For many seasons the young seeker Shvetaketu had studied with his teacher in
the forest hermitage. He had learned the names of the field — the body, the
senses, the mind. He had learned what true knowledge was — humility,
patience, evenness, devotion. And in the last days he had heard the hardest
teaching of all: the knowable, the one boundless Self, the light of all
lights, seated in every heart.
But the pieces had stayed separate in his mind, like beads not yet strung on
a thread.
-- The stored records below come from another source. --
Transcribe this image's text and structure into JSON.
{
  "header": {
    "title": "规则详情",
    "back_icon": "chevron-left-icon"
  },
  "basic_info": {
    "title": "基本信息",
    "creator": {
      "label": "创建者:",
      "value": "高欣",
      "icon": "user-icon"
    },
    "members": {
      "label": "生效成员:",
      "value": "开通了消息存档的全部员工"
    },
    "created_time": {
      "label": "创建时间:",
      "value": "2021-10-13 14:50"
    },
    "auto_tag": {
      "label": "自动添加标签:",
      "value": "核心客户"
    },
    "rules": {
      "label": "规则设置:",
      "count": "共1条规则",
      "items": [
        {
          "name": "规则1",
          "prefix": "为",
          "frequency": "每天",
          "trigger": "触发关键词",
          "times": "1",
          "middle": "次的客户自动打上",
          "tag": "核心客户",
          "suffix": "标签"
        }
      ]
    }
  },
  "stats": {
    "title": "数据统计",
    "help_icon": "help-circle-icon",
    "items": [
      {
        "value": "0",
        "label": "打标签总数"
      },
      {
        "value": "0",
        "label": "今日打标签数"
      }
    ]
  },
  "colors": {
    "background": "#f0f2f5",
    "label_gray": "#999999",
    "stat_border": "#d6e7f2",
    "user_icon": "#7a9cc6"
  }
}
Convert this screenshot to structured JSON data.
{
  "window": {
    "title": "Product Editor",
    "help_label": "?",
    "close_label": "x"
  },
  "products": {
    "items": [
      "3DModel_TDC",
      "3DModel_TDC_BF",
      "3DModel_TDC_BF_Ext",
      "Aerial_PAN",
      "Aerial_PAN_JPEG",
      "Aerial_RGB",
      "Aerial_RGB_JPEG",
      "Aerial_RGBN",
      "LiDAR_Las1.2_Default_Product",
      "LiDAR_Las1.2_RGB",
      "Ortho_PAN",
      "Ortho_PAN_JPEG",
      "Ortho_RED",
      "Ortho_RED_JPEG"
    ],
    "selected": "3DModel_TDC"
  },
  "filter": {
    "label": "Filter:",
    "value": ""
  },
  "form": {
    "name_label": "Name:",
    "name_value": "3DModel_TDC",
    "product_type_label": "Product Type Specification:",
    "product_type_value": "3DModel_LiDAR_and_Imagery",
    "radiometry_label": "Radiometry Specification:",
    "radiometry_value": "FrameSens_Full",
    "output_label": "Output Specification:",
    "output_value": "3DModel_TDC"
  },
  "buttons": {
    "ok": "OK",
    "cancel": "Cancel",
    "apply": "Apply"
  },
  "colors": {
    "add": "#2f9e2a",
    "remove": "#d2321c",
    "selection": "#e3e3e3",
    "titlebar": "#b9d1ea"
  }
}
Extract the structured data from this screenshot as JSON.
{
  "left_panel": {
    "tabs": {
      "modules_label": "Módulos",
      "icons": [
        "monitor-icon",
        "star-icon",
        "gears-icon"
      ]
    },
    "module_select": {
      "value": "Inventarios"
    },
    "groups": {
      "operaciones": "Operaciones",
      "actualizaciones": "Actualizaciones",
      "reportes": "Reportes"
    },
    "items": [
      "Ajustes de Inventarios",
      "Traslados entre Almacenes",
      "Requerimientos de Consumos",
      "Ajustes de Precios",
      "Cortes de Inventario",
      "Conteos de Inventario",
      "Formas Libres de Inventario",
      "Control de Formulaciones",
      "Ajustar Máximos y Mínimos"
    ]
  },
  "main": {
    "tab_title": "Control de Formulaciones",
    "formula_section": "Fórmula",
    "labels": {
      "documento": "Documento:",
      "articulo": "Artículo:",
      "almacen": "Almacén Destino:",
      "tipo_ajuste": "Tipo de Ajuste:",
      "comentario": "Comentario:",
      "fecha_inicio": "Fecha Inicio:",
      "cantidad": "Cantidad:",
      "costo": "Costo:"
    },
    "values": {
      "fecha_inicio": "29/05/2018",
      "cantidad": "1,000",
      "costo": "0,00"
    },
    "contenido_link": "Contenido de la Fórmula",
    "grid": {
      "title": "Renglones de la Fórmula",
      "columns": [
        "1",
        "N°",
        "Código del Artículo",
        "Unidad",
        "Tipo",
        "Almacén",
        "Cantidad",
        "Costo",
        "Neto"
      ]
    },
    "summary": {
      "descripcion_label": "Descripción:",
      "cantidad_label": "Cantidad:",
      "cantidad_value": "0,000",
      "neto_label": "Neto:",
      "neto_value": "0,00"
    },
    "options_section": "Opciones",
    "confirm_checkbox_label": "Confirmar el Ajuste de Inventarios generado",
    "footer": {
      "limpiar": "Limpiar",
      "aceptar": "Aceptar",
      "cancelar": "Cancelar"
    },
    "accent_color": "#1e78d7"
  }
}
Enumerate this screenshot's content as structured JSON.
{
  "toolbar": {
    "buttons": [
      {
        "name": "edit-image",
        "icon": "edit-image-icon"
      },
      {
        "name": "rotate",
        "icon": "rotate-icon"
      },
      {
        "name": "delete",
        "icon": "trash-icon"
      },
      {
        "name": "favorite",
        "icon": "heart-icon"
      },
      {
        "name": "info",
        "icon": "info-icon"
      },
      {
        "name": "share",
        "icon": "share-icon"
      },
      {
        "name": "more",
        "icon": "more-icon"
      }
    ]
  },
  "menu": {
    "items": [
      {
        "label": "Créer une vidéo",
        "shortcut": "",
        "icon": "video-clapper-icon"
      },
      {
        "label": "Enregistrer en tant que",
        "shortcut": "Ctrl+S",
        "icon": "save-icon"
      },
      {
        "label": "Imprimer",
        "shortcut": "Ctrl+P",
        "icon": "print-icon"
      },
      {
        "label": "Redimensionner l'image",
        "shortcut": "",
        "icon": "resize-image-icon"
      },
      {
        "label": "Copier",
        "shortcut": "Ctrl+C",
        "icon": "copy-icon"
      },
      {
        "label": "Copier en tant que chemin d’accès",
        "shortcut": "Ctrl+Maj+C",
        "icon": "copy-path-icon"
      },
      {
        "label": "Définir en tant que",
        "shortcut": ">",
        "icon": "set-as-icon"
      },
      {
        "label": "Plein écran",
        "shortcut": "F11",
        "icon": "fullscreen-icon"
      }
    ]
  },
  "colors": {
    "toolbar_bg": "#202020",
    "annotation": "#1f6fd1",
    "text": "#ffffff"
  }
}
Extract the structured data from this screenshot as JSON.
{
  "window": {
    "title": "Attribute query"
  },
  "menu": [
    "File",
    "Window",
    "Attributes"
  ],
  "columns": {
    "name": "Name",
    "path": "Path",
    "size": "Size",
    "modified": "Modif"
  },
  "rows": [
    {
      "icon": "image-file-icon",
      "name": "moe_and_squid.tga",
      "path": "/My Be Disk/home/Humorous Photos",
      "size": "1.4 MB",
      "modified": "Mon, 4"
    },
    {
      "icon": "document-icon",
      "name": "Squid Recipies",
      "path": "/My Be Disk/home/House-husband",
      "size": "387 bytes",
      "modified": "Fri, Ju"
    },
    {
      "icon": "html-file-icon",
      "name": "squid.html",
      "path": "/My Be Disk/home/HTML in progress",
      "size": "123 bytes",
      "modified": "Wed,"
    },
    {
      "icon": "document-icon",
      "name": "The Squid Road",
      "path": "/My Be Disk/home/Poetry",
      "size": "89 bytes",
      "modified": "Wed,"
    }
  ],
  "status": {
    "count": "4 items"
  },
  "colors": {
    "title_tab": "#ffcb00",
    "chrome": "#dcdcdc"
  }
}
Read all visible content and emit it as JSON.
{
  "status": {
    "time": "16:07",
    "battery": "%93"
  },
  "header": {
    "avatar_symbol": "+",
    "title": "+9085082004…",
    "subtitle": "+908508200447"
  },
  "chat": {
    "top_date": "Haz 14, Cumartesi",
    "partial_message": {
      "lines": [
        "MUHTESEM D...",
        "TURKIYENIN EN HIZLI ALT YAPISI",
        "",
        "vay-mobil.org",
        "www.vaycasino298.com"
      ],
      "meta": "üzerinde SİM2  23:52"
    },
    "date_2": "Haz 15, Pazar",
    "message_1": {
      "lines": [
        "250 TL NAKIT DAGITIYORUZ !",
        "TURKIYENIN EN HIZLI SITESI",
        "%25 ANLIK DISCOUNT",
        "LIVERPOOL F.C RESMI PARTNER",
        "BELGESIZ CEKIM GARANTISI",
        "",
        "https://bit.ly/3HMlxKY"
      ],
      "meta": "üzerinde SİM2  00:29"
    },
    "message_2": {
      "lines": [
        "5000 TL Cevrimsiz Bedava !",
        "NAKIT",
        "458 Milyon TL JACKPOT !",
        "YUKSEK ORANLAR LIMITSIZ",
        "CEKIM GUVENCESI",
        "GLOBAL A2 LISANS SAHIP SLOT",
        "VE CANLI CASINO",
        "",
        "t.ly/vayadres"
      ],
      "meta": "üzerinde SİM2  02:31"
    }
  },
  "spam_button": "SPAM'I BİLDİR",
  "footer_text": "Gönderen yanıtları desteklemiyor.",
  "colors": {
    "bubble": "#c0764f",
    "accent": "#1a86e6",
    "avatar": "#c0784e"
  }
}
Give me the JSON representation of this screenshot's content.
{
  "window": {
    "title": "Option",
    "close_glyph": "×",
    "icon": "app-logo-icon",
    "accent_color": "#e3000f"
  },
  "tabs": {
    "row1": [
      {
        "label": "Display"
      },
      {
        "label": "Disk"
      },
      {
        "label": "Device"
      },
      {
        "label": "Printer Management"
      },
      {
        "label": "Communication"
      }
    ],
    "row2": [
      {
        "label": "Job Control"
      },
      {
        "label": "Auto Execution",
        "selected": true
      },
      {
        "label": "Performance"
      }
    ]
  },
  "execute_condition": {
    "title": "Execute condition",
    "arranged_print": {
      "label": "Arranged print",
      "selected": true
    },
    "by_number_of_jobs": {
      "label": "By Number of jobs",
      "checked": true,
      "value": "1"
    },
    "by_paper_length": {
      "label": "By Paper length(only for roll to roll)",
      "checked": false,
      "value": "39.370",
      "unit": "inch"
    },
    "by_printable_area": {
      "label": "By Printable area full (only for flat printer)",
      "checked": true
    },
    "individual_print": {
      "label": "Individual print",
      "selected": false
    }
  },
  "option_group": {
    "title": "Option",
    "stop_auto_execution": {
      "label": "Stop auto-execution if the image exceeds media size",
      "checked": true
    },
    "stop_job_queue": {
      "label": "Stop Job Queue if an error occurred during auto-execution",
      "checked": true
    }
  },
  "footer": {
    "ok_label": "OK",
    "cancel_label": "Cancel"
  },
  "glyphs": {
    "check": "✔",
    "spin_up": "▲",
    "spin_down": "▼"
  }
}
Field here. Knowledge there. The great knowable somewhere far above.
One evening the teacher took him to the edge of a still pond. The sun was
setting, and the whole pink-and-gold sky lay reflected on the water.
"Look down," said the teacher. "What do you see?"
"The sky," said Shvetaketu. "The clouds. The first star."
"And where is the real sky?"
"Up there." The boy pointed above.
"The pond is the field," said the teacher. "The reflection moving on it —
that is all the changing world, the body, the thoughts. The real sky above
is the knowable, the one Self. And the seeing that knows the reflection IS
the reflection of the sky — that quiet knowing is true knowledge. Three
things. One picture."
And all at once, the beads slid onto the thread. Shvetaketu saw it whole:
the still pond, the dancing reflection, the great sky it mirrored, and his
own knowing that joined them. He understood that the little self watching the
water and the great Self above were not two skies but one. His breath caught.
His eyes filled.
The teacher watched the boy's face light up the way a lamp catches flame.
"There," he said gently. "You have it. Not the words — you had the words
long ago. Now you have the whole picture, all at once. The field, the
knowing, and the One who is known."
Shvetaketu could not speak. He only looked from the water to the sky and back,
again and again, smiling.
"When a loving heart understands this much," the teacher said, "it is ready.
Ready to live in that wide sky, free and unafraid. You came to me a student
learning pieces. You stand up now a seeker who sees the whole. The journey
from here is short, and the road is open."
They sat together until the last light faded and the real stars came out,
matching themselves one by one in the dark mirror of the pond.